Durante o trabalho de campo para a pesquisa descrita acima, eu fui frequentemente parado pela polícia militar do Estado do Rio de Janeiro (precisamente cinco vezes em três meses). Em todas as abordagens, apesar de dirigir um carro oficialmente identificado com o símbolo da universidade nas duas portas, o policial me perguntava de quem era o carro e por vezes, revistava o porta malas. Os policiais que me abordavam nunca acreditavam que eu era um cientista fazendo trabalho de campo e eu sempre tinha que dar uma palestra sobre ecologia urbana para convencê-los de que eu não estava mentindo. Ser abordado por policiais é sempre aterrorizante para pessoas negras porque qualquer fala ou movimento “errado” pode ter consequências desastrosas. Homens e mulheres negros têm respectivamente 2,5 e 1,4 vezes mais chances de serem assassinados pela polícia ao longo da vida do que homens e mulheres brancos nos Estados Unidos (Edwards, Lee, & Esposito, 2019). No Brasil, entre 2007 e 2017, 75% das pessoas assassinadas pela polícia militar eram negras (Bueno et al 2019). Especificamente no Rio de Janeiro, a polícia militar já assassinou pessoas negras por confundir um guarda-chuva e uma furadeira com fuzis (notícia aqui). Portanto, a verdadeira história por trás do meu artigo é cheia de tensão e medo de virar mais uma vítima da violência policial. E eu nem preciso dizer que esta situação reduziu minha produtividade na pesquisa. Durante todo o tempo, eu tive que dividir minha atenção entre fazer ciência e planejar o que dizer e como me comportar na próxima abordagem da polícia militar. Por questões de segurança eu parei de carregar comigo qualquer objeto que pudesse levantar suspeitas da polícia. Se guarda-chuva e furadeiras podem parecer fuzis, meus equipamentos de pesquisa também podem parecer armas e nós já sabemos o que acontece quando a polícia militar se confunde.

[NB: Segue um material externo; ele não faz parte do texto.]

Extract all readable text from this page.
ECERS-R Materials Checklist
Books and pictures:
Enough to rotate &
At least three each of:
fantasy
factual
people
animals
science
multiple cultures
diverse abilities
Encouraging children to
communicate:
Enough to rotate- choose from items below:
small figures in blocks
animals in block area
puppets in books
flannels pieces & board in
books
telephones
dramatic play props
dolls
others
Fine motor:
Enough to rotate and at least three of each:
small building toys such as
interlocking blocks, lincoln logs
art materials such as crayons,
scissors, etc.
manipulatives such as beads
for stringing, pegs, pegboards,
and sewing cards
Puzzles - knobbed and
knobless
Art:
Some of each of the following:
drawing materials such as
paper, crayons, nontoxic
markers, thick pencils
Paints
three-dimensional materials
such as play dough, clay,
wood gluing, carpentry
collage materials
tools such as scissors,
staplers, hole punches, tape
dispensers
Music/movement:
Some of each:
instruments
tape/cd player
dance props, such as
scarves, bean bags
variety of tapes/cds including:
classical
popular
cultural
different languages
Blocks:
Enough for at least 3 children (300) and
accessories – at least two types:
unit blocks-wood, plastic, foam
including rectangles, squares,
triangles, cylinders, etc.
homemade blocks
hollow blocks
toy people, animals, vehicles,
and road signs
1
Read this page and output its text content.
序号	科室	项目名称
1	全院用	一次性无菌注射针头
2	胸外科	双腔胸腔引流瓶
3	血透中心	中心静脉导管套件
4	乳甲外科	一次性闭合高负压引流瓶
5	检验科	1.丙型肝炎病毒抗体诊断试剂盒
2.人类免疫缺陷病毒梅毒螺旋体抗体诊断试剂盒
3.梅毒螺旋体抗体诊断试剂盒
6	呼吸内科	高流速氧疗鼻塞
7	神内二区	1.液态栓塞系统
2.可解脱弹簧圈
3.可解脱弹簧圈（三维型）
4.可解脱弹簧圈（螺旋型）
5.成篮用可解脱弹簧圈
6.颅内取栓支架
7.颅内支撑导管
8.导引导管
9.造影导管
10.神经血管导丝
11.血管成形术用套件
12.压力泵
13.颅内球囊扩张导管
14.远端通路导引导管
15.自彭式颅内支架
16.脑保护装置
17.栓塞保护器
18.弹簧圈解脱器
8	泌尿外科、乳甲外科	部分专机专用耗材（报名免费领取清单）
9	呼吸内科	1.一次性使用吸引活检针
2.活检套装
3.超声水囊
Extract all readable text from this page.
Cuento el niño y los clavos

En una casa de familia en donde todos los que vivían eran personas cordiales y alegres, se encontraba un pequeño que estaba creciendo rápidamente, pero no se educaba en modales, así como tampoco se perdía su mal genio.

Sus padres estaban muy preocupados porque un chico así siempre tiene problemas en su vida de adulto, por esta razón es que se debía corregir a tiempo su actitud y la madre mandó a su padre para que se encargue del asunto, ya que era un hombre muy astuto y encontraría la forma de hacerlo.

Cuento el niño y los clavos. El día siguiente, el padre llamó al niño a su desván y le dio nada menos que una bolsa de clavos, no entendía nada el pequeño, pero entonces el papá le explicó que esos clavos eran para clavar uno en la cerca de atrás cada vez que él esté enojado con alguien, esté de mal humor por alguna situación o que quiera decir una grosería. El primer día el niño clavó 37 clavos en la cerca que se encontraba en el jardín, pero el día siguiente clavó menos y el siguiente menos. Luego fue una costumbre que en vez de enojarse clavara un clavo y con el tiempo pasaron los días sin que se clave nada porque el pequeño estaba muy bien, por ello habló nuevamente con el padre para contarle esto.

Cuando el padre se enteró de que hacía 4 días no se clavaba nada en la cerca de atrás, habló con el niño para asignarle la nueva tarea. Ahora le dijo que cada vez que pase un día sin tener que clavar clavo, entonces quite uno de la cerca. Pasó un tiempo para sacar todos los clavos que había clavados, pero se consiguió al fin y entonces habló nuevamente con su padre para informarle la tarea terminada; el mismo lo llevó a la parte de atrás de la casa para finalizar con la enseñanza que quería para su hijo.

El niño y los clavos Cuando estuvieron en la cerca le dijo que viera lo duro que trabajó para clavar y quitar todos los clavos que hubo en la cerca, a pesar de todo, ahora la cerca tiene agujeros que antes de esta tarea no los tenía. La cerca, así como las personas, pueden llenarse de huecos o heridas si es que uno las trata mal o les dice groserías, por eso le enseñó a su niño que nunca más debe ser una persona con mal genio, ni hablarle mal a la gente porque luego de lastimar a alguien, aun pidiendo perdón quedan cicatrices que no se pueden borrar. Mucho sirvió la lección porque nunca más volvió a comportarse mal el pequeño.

Eu espero que esse texto possa te dar uma pequena ideia de como os cientistas negros têm que enfrentar a árdua tarefa de fazer ciência e ao mesmo tempo enfrentar o racismo enraizado nas estruturas de algumas sociedades. Eu também espero que esse texto deixe claro que lutar contra o racismo dentro do meio acadêmico é nobre e imperativo, mas não é o suficiente. Nós, cientistas negros e a comunidade negra em geral, não merecemos estar sob o risco constante de sermos mortos pela polícia militar em cada esquina. Para isso, é importante que a comunidade científica se engaje e utilize ferramentas de divulgação e extensão para lutar contra o racismo dentro e fora do meio acadêmico. Historicamente, a ciência tem se provado um veículo de mudanças profundas em nossa sociedade e eu acredito que quando a comunidade científica realmente se comprometer com o combate ao racismo estrutural, nós poderemos começar a ver mudanças reais.
Biografia
Piatã Marques é um ecólogo que consegue ver belezas naturais através do concreto de nossas cidades. Ele fez graduação e Mestrado no Brasil, na Universidade do Estado do Rio de Janeiro- UERJ, a primeira universidade pública do país a adotar regime de cotas para promover a diversidade e inclusão de negros e indígenas no ensino superior. Após terminar seu doutorado na University of Victoria no Canadá, ele está de volta a UERJ como pesquisador de Pós-doutorado pelo programa CAPES-PrInt e espera encorajar alunos negros a se tornarem cientistas. Você pode segui-lo no Twitter e Instagram no @urban_streams .
Referências
Edwards, F., Lee, H., & Esposito, M. (2019). Risk of being killed by police use of force in the United States by age, race–ethnicity, and sex. Proceedings of the National Academy of Sciences, 116(34), 16793–16798. doi: 10.1073/pnas.1821204116
Bueno, Samira, David Marques, Dennis Pacheco, and Talita Nascimento (2019), Análise da letalidade policial no Brasil, in: Fórum Brasileiro de Segurança Pública, FBSP, Anuário Brasileiro de Segurança Pública, 2019, 58-65, http://www.forumseguranca.org.br/ wp-content/uploads/2019/10/Anuario-2019-FINAL_21.10.19.pdf (Oct 5th, 2020).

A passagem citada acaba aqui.